A moderate to strong Bcl-2 relative to Mcl-1(indicated by Bcl-2MFIPC/Mcl-1MFIPC ratio) was seen in 100% of CCND1-r and 65–74% of cases with other CG abnormalities indicating potential utility of Bcl-2 inhibitors in these cases as well. At the same time, 25% had a dim Bcl-2MFI or Mcl-1MFI with uncertainty regarding the influence of either Bcl-2 or Mcl-1 inhibitors.

The straightforward and objective implementation of FCM to measure these markers facilitates the study of their expression patterns and their response to Bcl-2 or Mcl-1 targeted therapy in clinical trials.
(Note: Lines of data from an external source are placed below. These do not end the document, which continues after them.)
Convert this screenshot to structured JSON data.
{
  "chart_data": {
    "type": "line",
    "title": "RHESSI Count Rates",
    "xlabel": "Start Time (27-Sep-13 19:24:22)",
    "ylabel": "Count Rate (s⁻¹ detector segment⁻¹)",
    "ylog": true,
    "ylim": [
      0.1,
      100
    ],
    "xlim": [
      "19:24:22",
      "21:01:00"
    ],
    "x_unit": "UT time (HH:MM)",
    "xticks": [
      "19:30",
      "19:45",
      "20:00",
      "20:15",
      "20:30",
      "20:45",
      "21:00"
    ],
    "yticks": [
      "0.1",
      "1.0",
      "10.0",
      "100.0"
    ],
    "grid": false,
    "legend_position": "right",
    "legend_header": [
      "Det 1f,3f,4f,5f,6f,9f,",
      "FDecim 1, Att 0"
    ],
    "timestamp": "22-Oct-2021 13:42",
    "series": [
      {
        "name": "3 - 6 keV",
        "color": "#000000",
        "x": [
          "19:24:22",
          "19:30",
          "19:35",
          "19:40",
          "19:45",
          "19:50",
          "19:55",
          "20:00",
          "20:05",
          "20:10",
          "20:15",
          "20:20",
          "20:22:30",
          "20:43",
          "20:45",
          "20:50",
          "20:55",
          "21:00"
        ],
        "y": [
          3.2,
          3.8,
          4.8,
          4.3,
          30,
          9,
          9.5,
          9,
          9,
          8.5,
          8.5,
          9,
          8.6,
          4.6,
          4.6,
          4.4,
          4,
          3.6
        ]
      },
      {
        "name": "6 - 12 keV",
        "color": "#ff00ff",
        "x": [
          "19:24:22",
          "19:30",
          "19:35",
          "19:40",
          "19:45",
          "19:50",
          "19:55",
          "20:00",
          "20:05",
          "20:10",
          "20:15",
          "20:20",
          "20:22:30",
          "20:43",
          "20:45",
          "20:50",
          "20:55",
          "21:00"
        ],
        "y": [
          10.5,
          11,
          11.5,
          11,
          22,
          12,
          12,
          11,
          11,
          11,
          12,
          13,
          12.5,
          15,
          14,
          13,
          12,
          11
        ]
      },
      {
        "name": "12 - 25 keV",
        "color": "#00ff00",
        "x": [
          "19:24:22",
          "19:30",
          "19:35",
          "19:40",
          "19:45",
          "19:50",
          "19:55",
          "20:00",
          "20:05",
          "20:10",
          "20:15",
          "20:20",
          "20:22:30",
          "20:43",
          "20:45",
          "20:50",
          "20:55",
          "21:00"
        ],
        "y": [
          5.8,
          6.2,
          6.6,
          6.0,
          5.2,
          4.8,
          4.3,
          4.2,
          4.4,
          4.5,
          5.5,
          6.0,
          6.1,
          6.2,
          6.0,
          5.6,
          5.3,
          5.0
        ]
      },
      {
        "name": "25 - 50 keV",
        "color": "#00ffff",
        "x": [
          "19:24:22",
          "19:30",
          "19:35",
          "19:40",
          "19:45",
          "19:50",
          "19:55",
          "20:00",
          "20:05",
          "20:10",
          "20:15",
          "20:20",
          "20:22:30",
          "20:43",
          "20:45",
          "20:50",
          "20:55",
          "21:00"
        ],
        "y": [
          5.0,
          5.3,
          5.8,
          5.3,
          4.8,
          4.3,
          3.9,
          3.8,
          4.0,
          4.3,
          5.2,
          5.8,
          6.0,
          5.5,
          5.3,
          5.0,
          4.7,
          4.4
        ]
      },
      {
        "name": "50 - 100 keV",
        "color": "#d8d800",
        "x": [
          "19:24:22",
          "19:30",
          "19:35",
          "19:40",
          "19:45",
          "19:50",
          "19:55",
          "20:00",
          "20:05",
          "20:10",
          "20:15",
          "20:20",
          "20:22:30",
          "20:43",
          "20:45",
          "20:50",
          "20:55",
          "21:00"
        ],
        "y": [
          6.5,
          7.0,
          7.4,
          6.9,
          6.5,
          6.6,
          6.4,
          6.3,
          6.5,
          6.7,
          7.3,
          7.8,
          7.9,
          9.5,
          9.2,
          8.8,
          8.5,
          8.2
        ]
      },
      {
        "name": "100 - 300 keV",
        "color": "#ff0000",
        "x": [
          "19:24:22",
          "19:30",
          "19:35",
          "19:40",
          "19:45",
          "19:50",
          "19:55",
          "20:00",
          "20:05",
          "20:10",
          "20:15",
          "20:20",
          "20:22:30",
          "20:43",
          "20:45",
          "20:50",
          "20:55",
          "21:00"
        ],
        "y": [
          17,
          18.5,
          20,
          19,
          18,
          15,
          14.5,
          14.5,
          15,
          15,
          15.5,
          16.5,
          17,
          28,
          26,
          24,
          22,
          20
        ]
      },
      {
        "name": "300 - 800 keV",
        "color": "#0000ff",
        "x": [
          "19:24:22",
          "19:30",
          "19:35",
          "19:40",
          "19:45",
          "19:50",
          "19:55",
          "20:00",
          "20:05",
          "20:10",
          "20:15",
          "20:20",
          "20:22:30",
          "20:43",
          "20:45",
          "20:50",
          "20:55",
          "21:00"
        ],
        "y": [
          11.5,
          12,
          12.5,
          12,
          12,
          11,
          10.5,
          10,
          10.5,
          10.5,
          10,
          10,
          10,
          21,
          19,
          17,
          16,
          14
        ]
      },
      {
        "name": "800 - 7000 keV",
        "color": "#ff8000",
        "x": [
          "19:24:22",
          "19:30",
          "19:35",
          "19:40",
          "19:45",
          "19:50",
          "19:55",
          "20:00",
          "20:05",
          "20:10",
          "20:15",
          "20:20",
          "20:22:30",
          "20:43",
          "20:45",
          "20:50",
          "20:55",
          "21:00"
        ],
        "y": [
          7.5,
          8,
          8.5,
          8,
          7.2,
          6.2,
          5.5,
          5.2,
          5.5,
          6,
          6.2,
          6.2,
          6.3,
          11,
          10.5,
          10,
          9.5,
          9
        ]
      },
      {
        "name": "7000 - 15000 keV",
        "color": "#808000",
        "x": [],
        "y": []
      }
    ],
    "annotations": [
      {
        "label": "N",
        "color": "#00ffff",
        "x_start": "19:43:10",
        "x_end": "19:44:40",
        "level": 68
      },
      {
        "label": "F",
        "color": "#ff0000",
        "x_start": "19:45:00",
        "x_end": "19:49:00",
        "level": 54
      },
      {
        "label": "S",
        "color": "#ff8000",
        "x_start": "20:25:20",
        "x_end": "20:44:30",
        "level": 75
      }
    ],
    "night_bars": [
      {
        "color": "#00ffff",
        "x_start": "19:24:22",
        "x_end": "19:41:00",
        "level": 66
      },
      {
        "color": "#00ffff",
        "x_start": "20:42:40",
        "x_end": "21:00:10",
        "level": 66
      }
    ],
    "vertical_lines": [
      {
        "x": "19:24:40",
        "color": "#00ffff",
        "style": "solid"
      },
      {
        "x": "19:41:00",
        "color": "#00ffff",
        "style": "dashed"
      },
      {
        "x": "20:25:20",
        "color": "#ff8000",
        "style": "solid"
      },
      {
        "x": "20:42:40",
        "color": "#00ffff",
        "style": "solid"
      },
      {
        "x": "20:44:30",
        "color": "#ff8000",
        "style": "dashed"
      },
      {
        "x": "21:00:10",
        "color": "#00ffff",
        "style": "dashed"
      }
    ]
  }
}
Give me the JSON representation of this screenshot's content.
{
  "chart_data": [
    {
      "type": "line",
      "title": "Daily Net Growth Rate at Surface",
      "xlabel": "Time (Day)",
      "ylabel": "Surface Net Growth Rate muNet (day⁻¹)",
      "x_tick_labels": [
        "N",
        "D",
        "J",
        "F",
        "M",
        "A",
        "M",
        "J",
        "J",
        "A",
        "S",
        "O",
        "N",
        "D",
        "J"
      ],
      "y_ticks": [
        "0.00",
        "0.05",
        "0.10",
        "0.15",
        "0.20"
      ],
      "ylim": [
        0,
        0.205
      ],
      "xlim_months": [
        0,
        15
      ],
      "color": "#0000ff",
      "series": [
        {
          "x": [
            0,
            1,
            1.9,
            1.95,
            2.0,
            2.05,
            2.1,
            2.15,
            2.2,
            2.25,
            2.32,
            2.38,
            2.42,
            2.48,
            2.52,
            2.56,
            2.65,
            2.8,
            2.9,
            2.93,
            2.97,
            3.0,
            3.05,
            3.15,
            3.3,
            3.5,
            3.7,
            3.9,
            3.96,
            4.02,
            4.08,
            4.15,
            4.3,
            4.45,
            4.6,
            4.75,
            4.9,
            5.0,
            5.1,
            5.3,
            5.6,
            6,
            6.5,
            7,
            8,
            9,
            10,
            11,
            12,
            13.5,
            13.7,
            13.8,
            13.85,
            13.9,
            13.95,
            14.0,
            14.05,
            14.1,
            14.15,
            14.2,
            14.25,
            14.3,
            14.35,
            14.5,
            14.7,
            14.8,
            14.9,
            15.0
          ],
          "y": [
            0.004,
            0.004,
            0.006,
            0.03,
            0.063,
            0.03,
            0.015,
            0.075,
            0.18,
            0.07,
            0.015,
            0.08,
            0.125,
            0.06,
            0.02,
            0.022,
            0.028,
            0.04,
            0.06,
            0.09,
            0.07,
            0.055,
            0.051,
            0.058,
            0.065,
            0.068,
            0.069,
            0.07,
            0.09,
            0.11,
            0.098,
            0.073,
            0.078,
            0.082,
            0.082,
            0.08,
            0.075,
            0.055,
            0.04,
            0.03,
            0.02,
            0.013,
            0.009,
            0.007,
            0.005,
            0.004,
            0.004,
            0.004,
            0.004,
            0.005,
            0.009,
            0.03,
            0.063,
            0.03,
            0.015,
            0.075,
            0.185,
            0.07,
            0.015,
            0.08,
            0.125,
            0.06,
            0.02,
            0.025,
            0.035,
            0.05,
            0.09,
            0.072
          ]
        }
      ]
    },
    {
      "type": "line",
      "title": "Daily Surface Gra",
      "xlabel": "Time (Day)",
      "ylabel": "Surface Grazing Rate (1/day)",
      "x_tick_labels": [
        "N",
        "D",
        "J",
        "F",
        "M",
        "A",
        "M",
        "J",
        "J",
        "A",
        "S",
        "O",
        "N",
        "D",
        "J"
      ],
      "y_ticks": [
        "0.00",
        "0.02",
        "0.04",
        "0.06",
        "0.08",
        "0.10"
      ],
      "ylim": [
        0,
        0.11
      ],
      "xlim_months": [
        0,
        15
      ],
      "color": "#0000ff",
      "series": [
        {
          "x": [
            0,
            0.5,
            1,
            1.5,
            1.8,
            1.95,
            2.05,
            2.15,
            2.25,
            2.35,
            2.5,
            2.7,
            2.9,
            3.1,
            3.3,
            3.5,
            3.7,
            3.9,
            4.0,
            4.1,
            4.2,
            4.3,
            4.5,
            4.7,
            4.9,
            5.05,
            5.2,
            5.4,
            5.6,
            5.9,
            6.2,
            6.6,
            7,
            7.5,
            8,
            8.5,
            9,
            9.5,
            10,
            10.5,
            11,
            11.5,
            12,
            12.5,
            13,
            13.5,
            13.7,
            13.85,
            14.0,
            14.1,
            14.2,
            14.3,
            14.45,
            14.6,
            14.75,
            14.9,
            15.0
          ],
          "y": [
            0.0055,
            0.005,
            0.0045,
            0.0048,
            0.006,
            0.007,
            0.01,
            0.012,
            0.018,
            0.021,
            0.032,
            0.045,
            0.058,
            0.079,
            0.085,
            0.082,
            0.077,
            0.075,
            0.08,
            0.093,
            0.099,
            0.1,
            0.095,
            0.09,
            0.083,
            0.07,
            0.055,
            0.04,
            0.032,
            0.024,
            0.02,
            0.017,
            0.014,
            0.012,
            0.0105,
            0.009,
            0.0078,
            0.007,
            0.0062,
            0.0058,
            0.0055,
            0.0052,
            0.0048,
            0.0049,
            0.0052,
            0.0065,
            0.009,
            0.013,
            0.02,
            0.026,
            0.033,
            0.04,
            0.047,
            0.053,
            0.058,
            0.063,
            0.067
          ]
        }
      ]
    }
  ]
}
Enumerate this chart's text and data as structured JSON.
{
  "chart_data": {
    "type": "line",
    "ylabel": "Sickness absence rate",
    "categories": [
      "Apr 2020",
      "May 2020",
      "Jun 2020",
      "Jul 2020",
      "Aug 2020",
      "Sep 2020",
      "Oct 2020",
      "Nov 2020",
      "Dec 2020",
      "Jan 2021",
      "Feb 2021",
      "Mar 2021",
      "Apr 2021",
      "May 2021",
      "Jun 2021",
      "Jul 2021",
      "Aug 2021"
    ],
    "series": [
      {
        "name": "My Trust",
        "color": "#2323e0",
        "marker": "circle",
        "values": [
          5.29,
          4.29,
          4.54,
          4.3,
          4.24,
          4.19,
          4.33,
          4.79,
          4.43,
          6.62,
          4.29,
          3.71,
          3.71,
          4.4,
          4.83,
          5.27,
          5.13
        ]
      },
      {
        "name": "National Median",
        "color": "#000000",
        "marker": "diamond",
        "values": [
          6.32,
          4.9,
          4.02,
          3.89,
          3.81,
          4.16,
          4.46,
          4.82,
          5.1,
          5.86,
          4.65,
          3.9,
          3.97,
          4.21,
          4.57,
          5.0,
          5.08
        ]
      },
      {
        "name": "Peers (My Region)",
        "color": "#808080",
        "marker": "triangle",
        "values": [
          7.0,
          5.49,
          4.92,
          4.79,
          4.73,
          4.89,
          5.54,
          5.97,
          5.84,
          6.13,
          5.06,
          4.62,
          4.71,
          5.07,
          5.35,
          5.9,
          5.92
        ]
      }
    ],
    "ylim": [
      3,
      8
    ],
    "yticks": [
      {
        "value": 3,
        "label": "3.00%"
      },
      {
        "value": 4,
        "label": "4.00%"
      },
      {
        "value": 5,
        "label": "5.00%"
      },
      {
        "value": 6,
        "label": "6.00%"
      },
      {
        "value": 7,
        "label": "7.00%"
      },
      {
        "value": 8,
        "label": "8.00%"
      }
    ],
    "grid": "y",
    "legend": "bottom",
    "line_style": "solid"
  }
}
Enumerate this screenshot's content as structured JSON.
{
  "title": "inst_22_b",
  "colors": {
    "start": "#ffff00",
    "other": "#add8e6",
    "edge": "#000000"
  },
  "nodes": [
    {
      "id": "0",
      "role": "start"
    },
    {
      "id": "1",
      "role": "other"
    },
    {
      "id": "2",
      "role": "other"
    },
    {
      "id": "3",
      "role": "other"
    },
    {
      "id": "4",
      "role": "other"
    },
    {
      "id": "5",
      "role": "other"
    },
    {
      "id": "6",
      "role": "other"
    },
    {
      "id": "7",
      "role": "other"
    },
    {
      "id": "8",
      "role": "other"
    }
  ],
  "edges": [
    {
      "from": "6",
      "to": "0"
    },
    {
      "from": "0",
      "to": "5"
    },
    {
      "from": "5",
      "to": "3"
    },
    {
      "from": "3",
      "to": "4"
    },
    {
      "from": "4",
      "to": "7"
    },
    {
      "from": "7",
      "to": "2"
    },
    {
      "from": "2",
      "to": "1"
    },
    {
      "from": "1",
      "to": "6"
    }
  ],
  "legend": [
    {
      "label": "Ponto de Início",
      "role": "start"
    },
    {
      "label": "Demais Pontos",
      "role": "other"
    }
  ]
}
This approach is more reliable than relying solely on CG abnormalities. Such studies enhance our understanding of the utility of these therapies, especially in cases with low or absent expression of Bcl-2 or Mcl-1. Additionally, the MFI of Bcl-2 or Mcl-1 on CPCs, relative to other cells (such as neutrophils), may help guide dosage titration.

However, our study has limitations. The relatively small number of patients in most CG groups restricts a comprehensive exploration of the impact of multiple CG abnormalities on Bcl-2 or Mcl-1 expression. Though our cohort who underwent Bcl-2 and Mcl-1 testing had predominantly CPCs in bone marrow samples, MFI expression was not studied specifically on CPCs due to the lack of other immunophenotypic markers, including cytoplasmic kappa and cytoplasmic lambda, in the same tube. A recent study highlighted poor prognosis in patients with co-occurrence of del(13q) and gain(1q21) [30]. This group was also not studied as we did not test for del(13q) in our cohort. Furthermore, BH3-mimetics were not used in our patients, preventing direct correlation with Bcl-2 or Mcl-1 expression. Despite these limitations, we demonstrate the utility of FCM in objectively measuring Bcl-2 and Mcl-1 expression. While we found the highest expression of Bcl-2 in CCND1-r and Mcl-1 in gain/amplification of 1q21, these findings are not exclusive to those CG abnormalities. Moderate to strong Bcl-2 or Mcl-1 expression is also observed in 65–74% of MM cases with other CG abnormalities and 25% of cases showed dim to absent expression of one or more of these markers.

Our study highlights the potential of measuring Bcl-2 and Mcl-1 expression levels in CPCs and other cells using FCM, providing rapid quantification compared to traditional methods. Combining this approach with cytogenetic characterization could improve therapeutic decisions targeting Bcl-2 and Mcl-1, potentially improving outcomes and overcoming resistance in MM patients.